Within weeks of winning office, he was in Bali for the UN Climate Change Conference, which was nice, and a chance for him to have a chat with President Susilo Bambang Yudhoyono, but hardly an opportunity for any official glad handling. Then he went on his international jaunt, which the Opposition first derided for being too long, and then for not taking in enough countries – specifically, for skipping Japan and Indonesia.
Perhaps he knew that these would be the trickiest two. There’s Japan’s determination to carry on its experiments into just how many whales can be killed in one summer, and then there’s Indonesia, which presents a fantastic grab-bag of problems – what to argue about first? If Australia and Indonesia lived in terraces in inner-city Sydney, you can guarantee there’d be endless rows over missing garbage bins, loud parties, overhanging trees and whether or not the renovations had been approved by council.

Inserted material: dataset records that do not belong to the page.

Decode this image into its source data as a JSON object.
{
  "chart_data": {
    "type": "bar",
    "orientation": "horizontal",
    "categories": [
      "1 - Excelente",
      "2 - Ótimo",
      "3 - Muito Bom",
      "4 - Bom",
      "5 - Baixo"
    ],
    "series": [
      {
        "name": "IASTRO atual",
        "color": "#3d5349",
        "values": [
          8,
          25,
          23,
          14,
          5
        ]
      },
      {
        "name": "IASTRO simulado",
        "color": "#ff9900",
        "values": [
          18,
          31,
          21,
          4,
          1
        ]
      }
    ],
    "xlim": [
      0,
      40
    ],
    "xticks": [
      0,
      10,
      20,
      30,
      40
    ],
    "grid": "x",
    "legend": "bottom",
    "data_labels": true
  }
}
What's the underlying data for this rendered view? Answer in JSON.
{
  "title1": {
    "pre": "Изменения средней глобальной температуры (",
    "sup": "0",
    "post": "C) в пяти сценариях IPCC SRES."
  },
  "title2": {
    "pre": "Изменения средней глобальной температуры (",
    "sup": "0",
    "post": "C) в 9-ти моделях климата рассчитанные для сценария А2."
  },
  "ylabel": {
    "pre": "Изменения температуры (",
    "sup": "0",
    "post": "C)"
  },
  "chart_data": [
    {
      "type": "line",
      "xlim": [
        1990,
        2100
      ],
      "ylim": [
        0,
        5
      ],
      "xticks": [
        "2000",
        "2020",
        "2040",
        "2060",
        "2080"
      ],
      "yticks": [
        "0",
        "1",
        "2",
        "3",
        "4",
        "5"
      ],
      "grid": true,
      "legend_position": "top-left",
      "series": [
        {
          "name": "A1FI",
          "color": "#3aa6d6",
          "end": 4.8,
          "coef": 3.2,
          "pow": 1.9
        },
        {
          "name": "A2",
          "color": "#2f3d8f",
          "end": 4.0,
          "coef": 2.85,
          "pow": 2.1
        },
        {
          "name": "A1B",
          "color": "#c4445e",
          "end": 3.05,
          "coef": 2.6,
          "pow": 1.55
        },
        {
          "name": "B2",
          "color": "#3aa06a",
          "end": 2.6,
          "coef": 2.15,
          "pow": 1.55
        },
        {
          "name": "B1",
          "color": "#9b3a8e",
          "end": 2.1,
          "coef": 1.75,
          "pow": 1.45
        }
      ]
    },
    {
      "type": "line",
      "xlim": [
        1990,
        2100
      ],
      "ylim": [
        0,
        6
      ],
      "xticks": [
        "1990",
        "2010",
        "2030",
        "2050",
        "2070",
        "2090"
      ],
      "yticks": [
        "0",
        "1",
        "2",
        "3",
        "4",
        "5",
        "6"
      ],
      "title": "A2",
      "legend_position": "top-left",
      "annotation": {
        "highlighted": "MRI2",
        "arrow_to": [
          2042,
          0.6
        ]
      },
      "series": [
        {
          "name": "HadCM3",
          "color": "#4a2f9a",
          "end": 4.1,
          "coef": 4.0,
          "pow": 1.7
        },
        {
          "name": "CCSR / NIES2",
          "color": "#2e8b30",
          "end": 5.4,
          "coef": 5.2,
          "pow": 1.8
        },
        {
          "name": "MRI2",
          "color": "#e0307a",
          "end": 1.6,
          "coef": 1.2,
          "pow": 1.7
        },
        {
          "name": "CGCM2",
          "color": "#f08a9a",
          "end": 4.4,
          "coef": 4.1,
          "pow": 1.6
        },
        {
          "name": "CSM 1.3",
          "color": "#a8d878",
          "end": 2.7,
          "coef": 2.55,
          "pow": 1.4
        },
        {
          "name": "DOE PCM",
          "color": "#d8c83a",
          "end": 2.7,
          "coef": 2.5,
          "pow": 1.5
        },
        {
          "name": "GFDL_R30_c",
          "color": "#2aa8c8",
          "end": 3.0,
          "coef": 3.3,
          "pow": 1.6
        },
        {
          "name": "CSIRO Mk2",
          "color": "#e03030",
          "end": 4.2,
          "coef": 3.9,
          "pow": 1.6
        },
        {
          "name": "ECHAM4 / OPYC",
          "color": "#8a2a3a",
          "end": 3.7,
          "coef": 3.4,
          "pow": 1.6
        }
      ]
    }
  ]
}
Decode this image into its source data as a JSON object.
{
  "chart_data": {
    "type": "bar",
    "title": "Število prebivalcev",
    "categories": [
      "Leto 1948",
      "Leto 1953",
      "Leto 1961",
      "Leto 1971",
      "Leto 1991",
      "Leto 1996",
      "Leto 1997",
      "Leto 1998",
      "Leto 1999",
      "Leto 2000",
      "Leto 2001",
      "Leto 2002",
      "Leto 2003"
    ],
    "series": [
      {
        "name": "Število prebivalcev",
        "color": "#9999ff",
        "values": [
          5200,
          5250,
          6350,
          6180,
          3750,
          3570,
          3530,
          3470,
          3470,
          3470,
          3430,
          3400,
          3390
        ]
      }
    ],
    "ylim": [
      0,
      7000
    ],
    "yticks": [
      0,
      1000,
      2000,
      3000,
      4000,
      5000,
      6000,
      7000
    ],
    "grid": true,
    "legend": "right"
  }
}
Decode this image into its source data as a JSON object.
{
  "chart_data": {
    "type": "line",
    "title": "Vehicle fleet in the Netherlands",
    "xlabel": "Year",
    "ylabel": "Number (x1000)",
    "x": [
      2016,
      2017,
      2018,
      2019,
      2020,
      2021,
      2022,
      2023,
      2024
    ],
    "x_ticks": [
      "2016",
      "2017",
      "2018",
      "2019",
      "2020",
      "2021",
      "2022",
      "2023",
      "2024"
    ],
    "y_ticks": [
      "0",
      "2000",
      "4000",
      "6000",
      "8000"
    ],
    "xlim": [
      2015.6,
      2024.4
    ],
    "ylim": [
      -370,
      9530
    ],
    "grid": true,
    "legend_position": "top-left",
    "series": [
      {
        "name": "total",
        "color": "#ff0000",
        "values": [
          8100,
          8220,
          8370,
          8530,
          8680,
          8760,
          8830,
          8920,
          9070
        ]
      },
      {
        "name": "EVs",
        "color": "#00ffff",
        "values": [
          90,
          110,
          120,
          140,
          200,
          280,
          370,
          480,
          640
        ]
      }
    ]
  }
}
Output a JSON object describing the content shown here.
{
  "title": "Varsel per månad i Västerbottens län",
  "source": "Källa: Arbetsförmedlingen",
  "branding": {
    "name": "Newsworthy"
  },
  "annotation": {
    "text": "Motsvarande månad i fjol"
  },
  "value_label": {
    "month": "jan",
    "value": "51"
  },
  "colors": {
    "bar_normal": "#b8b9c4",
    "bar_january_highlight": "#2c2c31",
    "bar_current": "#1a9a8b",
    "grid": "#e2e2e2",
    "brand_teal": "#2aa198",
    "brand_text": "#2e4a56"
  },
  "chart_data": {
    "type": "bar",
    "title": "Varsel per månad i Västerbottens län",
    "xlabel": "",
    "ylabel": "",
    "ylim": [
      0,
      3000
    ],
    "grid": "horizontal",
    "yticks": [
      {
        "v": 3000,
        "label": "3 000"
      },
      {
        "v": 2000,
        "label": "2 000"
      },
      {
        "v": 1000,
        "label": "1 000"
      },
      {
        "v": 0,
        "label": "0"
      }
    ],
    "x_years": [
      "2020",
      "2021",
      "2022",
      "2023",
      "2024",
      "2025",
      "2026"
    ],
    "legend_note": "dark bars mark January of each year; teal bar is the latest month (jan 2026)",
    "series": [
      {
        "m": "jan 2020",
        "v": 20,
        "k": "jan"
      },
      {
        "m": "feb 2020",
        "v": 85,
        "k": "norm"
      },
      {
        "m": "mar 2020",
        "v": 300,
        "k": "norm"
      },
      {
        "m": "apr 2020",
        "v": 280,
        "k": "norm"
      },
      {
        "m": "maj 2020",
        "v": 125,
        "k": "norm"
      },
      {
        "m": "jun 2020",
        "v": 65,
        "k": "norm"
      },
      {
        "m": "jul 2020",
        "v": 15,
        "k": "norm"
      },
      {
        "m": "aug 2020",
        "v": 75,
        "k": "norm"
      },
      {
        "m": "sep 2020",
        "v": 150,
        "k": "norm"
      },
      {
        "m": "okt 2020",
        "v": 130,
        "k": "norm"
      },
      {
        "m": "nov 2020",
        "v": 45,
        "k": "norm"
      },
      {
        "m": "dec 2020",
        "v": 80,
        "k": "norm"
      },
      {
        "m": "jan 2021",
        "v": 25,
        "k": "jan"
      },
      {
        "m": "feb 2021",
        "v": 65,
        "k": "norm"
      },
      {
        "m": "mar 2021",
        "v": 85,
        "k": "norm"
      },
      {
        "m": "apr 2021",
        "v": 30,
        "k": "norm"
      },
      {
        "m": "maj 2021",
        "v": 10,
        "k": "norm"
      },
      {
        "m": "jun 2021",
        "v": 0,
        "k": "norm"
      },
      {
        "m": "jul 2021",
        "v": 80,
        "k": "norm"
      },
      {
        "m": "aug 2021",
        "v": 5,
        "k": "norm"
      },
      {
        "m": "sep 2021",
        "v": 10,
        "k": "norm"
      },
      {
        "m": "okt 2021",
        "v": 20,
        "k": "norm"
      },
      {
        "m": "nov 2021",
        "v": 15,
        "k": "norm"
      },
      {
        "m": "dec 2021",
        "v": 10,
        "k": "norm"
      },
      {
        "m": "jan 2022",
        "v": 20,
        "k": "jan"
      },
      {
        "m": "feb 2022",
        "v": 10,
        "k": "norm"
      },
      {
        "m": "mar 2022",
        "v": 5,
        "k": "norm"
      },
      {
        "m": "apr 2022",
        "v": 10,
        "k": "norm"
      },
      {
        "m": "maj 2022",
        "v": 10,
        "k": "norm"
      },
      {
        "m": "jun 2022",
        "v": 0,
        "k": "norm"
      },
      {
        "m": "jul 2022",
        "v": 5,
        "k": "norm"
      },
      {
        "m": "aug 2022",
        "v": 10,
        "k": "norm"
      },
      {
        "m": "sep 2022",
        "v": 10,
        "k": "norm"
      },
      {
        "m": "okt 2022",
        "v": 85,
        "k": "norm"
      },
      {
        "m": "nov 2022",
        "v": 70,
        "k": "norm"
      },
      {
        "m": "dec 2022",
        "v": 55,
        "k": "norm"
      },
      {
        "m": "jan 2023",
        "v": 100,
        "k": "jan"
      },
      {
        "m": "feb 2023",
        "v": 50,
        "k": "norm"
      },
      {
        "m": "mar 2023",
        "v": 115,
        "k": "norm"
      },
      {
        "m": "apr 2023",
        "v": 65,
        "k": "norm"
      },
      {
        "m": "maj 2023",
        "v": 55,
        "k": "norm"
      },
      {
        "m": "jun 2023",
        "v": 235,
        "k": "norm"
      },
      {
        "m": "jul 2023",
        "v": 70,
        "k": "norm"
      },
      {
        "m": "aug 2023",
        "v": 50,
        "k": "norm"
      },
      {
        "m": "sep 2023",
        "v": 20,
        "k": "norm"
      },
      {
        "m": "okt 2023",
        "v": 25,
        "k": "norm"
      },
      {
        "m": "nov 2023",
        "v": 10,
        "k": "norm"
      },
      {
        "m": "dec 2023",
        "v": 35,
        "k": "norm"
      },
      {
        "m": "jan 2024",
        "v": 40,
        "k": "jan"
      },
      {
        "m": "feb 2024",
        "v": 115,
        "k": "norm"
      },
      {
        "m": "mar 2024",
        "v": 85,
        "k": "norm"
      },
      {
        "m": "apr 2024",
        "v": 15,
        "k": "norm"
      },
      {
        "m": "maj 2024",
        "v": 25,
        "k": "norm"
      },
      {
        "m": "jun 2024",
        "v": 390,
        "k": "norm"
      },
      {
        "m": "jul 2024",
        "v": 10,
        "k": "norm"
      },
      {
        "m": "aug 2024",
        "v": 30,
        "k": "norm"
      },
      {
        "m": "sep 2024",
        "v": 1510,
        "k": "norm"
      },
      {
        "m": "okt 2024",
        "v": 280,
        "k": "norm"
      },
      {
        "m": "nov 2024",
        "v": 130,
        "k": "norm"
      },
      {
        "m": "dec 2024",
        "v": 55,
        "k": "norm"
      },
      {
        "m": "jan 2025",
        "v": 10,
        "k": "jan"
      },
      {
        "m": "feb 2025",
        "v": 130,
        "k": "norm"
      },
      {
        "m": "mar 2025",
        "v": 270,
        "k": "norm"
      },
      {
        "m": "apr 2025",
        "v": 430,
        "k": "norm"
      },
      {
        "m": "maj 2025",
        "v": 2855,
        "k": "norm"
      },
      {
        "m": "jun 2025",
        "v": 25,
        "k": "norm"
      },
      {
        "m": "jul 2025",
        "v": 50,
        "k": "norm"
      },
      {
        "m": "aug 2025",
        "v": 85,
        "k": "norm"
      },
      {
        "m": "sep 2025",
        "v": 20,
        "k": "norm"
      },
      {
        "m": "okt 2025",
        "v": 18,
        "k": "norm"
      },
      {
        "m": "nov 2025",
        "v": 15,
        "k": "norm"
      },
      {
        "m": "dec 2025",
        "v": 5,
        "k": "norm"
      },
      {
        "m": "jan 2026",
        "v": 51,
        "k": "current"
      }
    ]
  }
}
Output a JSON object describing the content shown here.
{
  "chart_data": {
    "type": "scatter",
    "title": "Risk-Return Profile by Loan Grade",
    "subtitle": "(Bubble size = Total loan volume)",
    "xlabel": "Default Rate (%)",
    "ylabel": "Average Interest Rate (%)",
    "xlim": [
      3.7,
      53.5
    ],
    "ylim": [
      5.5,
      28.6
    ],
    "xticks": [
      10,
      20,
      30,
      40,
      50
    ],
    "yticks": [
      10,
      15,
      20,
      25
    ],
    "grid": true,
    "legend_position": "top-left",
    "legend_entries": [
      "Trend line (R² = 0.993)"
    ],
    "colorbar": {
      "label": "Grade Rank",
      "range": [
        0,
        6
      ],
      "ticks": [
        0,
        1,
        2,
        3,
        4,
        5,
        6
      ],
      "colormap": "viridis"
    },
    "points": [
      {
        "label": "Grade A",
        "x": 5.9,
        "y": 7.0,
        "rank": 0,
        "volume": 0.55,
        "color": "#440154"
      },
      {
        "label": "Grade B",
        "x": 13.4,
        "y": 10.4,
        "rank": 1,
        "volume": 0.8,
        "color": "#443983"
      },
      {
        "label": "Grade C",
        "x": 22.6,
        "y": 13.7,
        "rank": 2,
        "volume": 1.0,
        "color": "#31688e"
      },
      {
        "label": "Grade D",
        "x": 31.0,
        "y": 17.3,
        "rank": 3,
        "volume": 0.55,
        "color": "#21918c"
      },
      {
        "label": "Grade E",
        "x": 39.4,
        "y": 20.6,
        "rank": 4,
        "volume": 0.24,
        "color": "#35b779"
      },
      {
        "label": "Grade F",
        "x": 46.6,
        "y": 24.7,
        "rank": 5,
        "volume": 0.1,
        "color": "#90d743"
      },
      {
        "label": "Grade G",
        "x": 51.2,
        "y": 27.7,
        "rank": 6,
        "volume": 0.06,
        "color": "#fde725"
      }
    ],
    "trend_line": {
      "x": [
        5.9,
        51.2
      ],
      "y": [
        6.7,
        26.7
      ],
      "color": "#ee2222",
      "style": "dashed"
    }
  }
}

Instead, it seems Rudd’s first meeting with Yudhoyono was a motherhood statement mission with one or two upsets. It’s telling that a large amount of the coverage of the meeting revolved around two things: A translation error and Rudd’s ignorance of one of the biggest current news stories in Indonesia.
Much fuss has been made over the "mistranslation" of Yudhoyono’s comments about Australia’s travel warning for Indonesia, after a substitute translator added the words "And I look forward to when the advisory would be lifted" to Yudhoyono’s statement that the security situation in Indonesia had improved.
Australian expats in Indonesia receive a steady stream of mildly hysterical emails from the Department of Foreign Affairs and Trade, warning that the department continues to "receive reports indicating that terrorists are planning attacks against a range of targets, including Western interests and places frequented by foreigners" and that anyone worrying for their safety should consider leaving. This despite no attacks since October 2004.
But that warning is unlikely to be dropped any time soon, given that the same department allegedly ignored warnings from the FBI that al-Qaeda related groups were looking at "soft targets" in the area. They wouldn’t want to get caught out again.
Tourist numbers are up in Bali in any case. More likely to do damage to the number of Australians tanning and shopping in Bali in the next few years is the execution of the members of the Bali Nine who are on death row, should that come to pass. This is a topic that was not mentioned at the meeting.
So what did come up? Let’s see. The ASEAN Free Trade Agreement and an Asia Pacific bloc that will contain ASEAN and APEC, bringing more red-tape to Indonesia, a country that already has people who are employed purely to put stamps on documents.
A bilateral initiative to reduce deforestation. A nice idea, but inevitably the sort of thing that makes one wonder how it would ever get off the ground. Presumably Australia will discourage Indonesians from mowing down their forests to plant palm oil for biofuels and burning down the rest to plant crops? That Rudd and Yudhoyono signed an agreement is heartening, certainly, but the details will be telling.
One concrete promise was to invest $62 million over the next three years to encourage Australians to study Asian languages, and presumably not just Mandarin.
However, Rudd’s desire to have Australia become "the most Asia-literate country in the western world" was somewhat undermined by the fact that he apparently managed to arrive in Jakarta not just unaware that there is an increasingly nasty row brewing over religious freedom, and that the Ahmadiyah sect has been threatened with being banned, but that he arrived completely unaware of the existence of Ahmadiyah. This despite the drama dominating the Indonesian media for a month, and making it to the Australian newspapers.
The PM is presumably a busy man, but surely someone is in charge of writing country briefs for him to read before he arrives? Not least about a problem that should it reach its worst possible conclusion – the outright banning of the sect – will quite likely result in the arrival on our shores of refugees.
Rudd hopefully remembers how snotty the Indonesians got a few years ago when 45 Papuans were given refugee status on arriving on Cape York. One could reasonably expect the same response in this instance – proving that neighbours will always find something to argue about.